Ce projet de recherche vise à étudier les modes de peuplement et la société de la Sabine intérieure, entre la phase de formation de l'ethnie historique des Sabins au début de l'âge du fer et la romanisation. L'étude se concentre en particulier sur le territoire montagneux de l'ancienne Nursia (dans la Valnerina, au sud-est de l'Ombrie), à l’extrémité nord-est du monde sabin, en contact avec les Ombriens, les Étrusques et divers autres peuples osco-ombriens au sud et à l'est, au-delà des montagnes. C'est ici, dans les paysages accidentés de la crête des Apennins, que Caton, cité par Denys d’Halicarnasse (DH II.49.2 [= Cat. fr 50P]), situe la patrie des Sabins, précisément à Testruna, près d'Amiternum (près de L'Aquila).

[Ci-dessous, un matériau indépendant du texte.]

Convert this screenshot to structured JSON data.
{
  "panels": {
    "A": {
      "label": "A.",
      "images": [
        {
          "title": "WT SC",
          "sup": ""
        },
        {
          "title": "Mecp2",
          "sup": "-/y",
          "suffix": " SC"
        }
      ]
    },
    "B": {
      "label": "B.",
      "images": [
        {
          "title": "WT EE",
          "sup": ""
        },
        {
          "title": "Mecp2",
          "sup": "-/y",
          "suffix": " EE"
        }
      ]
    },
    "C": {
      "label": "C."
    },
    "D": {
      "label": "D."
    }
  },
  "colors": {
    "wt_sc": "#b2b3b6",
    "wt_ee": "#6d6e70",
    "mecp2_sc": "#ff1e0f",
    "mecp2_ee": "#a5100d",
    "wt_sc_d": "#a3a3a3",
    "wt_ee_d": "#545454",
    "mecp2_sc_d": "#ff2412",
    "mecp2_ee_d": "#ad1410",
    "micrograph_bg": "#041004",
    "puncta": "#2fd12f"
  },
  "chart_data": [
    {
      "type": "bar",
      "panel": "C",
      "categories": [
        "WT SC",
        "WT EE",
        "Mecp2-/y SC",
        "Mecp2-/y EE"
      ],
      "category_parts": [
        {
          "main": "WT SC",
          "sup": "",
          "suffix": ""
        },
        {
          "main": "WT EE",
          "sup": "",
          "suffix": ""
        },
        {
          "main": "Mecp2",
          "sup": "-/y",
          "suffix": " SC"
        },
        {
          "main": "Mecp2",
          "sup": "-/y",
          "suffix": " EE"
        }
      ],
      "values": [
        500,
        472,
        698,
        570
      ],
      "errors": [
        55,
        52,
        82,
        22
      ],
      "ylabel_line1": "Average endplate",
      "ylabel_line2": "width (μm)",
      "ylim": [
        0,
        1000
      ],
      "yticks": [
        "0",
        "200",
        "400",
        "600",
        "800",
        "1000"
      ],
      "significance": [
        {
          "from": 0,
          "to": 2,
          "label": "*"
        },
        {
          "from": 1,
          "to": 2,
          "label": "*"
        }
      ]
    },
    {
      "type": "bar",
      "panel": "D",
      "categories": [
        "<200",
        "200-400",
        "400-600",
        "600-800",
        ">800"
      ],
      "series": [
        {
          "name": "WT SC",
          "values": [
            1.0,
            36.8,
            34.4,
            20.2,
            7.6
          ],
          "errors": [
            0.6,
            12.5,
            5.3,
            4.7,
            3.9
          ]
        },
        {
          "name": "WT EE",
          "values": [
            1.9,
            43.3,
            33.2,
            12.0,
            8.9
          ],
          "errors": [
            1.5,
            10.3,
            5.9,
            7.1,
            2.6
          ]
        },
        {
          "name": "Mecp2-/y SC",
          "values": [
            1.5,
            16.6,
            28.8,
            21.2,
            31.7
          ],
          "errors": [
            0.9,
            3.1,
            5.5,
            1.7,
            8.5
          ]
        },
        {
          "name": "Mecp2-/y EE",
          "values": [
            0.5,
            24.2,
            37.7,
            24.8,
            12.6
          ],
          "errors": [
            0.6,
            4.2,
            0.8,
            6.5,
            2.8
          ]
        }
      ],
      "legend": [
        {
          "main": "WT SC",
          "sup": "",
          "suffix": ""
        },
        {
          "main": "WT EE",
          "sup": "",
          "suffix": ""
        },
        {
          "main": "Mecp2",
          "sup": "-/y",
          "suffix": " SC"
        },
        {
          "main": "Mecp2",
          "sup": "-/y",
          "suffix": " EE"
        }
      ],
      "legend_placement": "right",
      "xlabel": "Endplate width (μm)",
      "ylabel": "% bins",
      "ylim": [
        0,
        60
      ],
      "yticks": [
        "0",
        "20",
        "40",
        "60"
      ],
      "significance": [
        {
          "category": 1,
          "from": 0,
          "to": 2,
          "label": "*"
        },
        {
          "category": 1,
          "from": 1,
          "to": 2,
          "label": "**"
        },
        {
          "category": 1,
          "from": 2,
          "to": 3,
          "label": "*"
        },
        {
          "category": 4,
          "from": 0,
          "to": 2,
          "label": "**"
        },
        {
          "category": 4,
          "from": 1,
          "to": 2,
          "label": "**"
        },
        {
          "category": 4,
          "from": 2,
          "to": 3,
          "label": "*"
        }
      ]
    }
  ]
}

C’est de là que les Sabins commenceront l'expansion qui les mènera dans la fertile vallée du Tibre, près de Rome, entrant ainsi, dès leur formation, dans l'histoire de l'Urbs. Ce sont les Sabins de centres comme Eretum ou Cures – faisant l'objet d'un projet spécifique du GEEI – qui apparaissent dans la plus ancienne mythologie romaine, en particulier dans l’épisode de l’enlèvement des Sabines ou dans la figure de Titus Tatius, co-roi de Rome avec Romulus.

Et c’est cette Sabine tibérine qui devint une région de centres proto-urbains (comme Cures), nettement plus petits toutefois que les métropoles étrusques, et moins riches, tandis qu'à l'intérieur, dans les montagnes, la population reste peu dense, préservant une société agro-pastorale qui reflète ce visage austère des Sabins si cher aux sources moralistes romaines. Ce sont les « deux visages de la Sabine » : d’une part la richesse et la fertilité de la Sabine Tibérine, qui est entrée très tôt en contact avec Rome, d’autre part la dureté et la sévérité de la Sabine intérieure, qui avant la conquête romaine en 290 avant J.-C. par Manius Curius Dentatus n'avait que des relations marginales avec Rome. Il est ainsi possible d'expliquer l'apparente contradiction entre les Sabins « riches », qui par exemple dans l'épisode de la trahison de Tarpéia portent des bracelets et des bagues en or, et étaient réputés « doux » comme les Étrusques (DH II.38.3), et d’autre part les Sabins pour qui la guerre, la frugalité et la rigueur étaient les principales vertus, au point de justifier leur descendance mythique des Spartiates (DH II.49.4-5).

Le but du projet est d'étudier, à travers l'étude de cas de l'ancien territoire de Nursia, la société Sabine telle qu'elle s'est développée dans la géographie accidentée des Apennins, sa terre d'origine, afin de comparer et d'analyser, en termes archéologiques et historiques, la différente évolution entre les « deux visages de Sabine » : celui de l'intérieur et celui de Tibérine. 

Illustration : Vue du territoire montagneux des Apennins de la municipalité de Cascia.